Alien life? You said:
Possible but no evidence for it.
Star Trek transporter is impossible IMO.
I'll assume you answered candidly.
I asked those two questions because I know that you have some knowledge of science. I suppose we may be a bit amaturish when it comes to the details of such things, but I believe an intelligent human being with the right cognitive capacities can visualize these things. I believe most people are in that catagory.
I wanted to make two points... Jesus is aid to have ascended into heaven. He was 'Taken up' in a cloud (whatever that means). I like to picture that as some form of dematerialization.
The point is not so much that the 'transporter' technology is harnessable by man with machinery capable of accomplishing such a feat, but that it is far more natural or ('most natural') than what we consider supernatural at the levels of reality inwhich God lives. The reality inwhich energy is then reduced to mere Spirit and transcends the natural universe. I believe it to be 'most natural'.

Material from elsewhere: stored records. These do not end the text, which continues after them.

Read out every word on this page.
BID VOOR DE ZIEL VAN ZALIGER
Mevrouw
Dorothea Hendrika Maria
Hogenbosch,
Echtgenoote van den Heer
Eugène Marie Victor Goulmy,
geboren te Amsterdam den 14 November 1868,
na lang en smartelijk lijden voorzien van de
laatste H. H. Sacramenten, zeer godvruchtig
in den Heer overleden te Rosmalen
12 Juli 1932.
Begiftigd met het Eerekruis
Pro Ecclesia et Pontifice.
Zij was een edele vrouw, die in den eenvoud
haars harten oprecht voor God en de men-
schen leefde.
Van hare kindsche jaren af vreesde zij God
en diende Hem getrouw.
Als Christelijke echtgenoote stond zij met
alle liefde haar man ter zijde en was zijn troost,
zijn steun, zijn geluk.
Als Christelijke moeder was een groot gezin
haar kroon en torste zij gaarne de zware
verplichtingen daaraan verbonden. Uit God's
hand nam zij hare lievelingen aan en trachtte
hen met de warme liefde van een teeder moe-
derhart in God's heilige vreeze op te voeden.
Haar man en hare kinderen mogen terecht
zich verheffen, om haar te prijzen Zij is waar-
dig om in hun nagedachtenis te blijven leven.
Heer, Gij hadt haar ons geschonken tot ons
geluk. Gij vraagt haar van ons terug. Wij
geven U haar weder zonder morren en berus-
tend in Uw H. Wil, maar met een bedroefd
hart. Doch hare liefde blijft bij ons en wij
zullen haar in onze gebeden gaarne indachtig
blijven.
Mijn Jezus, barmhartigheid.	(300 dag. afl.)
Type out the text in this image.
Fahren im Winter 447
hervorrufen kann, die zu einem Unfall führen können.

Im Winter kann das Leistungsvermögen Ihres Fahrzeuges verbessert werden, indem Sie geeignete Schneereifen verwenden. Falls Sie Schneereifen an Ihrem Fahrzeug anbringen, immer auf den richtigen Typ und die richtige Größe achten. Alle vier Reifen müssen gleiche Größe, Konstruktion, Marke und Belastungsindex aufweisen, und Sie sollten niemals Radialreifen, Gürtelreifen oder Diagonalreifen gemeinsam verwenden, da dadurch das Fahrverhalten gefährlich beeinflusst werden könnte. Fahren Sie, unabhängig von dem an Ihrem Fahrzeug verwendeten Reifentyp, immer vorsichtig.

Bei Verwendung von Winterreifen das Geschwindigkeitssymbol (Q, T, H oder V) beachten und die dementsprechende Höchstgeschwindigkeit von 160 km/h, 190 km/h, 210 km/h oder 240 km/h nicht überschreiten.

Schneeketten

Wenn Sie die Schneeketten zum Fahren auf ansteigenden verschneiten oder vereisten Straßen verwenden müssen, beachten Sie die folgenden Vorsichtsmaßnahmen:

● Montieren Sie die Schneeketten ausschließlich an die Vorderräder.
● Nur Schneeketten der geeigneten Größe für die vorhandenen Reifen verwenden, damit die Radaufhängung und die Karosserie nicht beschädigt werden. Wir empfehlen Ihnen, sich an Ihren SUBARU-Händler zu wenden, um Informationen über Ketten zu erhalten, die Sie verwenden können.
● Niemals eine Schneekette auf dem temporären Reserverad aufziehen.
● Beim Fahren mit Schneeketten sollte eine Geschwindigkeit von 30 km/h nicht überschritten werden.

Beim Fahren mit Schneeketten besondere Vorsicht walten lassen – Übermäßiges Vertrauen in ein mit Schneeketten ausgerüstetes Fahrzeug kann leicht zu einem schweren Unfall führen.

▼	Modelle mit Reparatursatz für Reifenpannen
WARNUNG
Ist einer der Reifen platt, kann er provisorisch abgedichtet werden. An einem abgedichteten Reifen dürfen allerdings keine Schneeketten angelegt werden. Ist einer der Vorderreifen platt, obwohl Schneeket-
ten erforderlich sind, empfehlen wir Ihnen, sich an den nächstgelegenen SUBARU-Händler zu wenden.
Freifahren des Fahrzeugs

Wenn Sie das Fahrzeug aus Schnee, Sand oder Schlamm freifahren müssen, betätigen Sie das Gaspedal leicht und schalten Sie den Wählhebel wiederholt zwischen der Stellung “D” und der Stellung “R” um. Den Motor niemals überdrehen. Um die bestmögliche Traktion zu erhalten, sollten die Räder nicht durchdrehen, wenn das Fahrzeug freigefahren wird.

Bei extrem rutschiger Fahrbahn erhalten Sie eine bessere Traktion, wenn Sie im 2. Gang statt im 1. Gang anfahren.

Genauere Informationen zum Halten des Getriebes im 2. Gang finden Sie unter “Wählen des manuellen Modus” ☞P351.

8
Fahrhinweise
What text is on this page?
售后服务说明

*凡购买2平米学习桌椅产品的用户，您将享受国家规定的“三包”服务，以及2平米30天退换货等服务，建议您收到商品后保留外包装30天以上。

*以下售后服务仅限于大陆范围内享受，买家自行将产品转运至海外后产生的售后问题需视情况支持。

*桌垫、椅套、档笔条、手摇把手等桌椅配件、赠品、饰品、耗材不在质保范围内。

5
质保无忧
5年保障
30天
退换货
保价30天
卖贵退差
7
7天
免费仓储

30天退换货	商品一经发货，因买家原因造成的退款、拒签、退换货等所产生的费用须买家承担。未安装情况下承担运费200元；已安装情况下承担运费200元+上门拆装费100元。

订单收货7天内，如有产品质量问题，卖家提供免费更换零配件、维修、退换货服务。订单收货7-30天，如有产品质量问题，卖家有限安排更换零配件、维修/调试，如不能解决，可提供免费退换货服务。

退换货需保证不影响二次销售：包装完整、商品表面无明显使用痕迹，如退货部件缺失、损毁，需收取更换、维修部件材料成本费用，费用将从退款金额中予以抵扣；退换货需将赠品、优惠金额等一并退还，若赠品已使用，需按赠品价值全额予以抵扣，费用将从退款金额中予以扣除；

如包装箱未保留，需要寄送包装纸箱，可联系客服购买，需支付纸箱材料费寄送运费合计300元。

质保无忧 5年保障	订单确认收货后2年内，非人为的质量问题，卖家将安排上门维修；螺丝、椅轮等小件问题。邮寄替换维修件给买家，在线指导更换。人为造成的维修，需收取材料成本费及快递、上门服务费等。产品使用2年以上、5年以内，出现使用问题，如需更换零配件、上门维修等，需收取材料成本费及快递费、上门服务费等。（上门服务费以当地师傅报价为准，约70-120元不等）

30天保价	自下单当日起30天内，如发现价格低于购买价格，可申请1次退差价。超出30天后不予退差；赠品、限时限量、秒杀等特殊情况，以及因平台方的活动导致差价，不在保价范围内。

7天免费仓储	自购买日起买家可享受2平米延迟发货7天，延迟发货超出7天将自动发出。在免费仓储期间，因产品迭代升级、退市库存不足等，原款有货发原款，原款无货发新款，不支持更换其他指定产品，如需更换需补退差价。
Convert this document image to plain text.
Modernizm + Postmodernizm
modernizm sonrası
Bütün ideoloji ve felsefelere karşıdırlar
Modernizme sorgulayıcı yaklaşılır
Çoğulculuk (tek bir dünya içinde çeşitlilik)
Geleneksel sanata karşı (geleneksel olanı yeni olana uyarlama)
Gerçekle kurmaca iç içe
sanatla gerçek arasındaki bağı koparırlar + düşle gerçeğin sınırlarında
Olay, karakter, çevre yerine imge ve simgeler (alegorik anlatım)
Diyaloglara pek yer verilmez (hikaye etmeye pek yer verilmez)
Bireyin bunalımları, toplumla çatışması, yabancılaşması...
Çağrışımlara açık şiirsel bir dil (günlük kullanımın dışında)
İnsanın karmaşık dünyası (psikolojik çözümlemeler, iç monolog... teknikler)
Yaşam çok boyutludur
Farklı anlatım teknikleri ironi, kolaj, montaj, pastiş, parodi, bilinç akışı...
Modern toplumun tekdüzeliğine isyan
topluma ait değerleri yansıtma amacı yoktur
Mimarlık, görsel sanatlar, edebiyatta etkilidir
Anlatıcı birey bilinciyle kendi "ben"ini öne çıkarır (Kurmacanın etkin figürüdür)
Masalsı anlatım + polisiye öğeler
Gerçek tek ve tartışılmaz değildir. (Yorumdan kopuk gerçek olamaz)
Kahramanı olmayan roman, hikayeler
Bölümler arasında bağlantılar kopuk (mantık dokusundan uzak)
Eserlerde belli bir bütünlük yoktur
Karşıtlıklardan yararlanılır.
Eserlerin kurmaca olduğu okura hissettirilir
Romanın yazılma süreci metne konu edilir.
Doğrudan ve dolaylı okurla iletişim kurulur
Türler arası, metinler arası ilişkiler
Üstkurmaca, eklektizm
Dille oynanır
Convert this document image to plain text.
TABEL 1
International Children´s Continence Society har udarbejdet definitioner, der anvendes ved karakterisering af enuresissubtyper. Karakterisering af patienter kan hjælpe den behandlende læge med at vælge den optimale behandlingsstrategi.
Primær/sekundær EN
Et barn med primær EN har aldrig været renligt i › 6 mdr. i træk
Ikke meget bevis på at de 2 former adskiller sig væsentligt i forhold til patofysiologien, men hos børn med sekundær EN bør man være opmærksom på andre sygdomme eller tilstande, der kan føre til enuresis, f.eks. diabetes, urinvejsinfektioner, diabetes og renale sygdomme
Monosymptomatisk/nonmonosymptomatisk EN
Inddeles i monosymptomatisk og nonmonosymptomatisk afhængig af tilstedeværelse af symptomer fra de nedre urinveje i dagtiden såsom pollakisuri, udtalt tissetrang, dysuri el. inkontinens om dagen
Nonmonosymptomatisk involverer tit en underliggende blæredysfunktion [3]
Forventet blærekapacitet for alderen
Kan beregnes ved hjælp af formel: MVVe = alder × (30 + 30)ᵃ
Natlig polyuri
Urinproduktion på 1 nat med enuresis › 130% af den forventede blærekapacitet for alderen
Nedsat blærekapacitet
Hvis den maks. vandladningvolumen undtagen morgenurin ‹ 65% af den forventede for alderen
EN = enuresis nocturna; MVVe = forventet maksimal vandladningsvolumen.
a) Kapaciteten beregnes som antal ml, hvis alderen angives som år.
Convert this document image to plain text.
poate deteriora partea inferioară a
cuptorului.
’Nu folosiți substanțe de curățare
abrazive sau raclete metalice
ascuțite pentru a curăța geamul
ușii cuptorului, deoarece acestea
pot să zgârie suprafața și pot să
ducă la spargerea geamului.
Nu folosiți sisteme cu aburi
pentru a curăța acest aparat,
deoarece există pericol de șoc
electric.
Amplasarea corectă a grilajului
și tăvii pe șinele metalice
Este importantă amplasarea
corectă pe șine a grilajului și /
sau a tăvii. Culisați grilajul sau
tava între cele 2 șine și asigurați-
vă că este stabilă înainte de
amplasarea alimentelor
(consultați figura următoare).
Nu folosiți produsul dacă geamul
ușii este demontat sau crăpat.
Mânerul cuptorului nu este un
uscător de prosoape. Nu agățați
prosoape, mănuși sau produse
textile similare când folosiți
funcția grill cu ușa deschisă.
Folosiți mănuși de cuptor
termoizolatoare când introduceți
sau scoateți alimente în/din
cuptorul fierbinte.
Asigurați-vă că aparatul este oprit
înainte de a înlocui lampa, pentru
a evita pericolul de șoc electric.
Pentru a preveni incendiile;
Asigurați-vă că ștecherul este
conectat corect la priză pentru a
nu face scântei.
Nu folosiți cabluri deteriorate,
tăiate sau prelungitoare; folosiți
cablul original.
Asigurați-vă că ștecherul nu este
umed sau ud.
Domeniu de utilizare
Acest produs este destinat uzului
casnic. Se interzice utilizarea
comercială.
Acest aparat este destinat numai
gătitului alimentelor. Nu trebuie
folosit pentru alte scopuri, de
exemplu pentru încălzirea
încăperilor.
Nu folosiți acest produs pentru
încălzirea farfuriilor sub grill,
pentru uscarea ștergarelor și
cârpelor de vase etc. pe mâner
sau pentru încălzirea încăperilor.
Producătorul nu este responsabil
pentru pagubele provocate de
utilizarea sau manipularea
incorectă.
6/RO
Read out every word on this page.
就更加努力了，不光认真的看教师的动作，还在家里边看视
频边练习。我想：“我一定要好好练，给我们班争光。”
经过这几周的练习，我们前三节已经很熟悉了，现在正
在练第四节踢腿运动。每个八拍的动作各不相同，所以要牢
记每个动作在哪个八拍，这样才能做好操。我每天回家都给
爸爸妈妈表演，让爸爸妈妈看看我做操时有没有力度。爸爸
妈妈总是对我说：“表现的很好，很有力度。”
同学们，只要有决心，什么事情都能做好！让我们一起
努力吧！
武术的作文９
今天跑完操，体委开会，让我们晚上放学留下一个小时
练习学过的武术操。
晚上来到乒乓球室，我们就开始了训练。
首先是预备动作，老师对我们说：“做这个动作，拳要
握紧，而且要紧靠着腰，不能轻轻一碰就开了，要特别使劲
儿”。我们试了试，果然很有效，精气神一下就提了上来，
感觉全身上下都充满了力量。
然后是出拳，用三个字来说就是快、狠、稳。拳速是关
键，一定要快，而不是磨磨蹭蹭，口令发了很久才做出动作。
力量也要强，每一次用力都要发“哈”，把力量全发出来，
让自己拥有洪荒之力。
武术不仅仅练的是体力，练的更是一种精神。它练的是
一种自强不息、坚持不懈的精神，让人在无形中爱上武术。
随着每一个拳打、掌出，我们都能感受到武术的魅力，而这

Of course that is a metaphysical belief like string theory, and is only a hint of what I interpret the quantum realm to contain. And I admittedly am no expert on the sciences, the quantum being one of them. However, John Polkinghorne at Cambridge is a professor of quantum physics at cambridge and makes that same point. That the dimension of the transcendant can no longer be ignored. Others such as the pantheist Fritjof Capra, also make the claim but from a different spiritual bent than Christianity.
It's something I think is worthy of considering. Not dismissable out of hand.
To me, this is just fascinating stuff to ponder and think about. And in an obvious way, also just so happens to point to the person of Christ, as not just extraordinary, but likely as well. Am I trying to lead you. Absolutely!
It ties in with the other question. I have often thought that something is out there. I think it is inherent in the human condition . Something that confirms for us on some very fuzzy level that we are not alone.
I got this idea when in disgusted response to my Christian beliefs, a man told me he was waiting for the aliens show up and set us all straight. He had understandably lost his faith in Mankind. And that tends to push us from the idea of this God-man as believeable.
It cuts at the root of our belief that any man could actually be so much more righteous than you or I, that we could bend our knee in the kind of honorable service that so many films about honor and selflessness conjure.
Let's admit that our patriototism in whatever culture is the blind leading the blind. So the question arises, who can see? Who has the discipline and the patience to lead us into reality? who has the authority to handle that kind of power? What would it look like?
What struck me with his alien comment, was his search for a savior. Again, a common theme for humanity. Something base and 'most natural'. Be it cars, women, money, politics, philosophy, aliens or what have you, we simply need to have something to believe in.
So I responded to him, and said that I believed the aliens had already visited us two thousand years ago. And not in some mechanical vessel that fits our notion of a space craft, but something far more sophisticated. A vessel of such complexity and natural construction, that it was part and parcel of the universe itself. An organic vessel of unimaginable glory. something we take for granted more than almost any other gift.
And then I mentioned to him that just as in the 50' movie where the alien comes out of his ship and reveals himself with a gesture of peace and we interpret that as a threat and kill him... So we also crucified our Lord when we could not understand his terms of peace.
It's 'most natural'.
That connection is far more than coincidental to me. How about you? What do you think when Christ tells us we are condemed already, and He did not come to condemn but to save.
What do you think when a man claims to be God and then lays down all he has materially and completely trusts in what to us seems to be the unknown?
When you look at the world, is it not condemed already? Speaking for myself, I know that I am like that thief on the cross... My punishment would be justified, because in some 'most natural' way... I believe in my heart that there is justice, though the physical evidence would lead me to think not.
Jar wanted an affirmative example of an absolute in the other thread. I believe it is justice, mercy, and love.
We expect all of those from others because it is most natural.
There is only one place you find them all.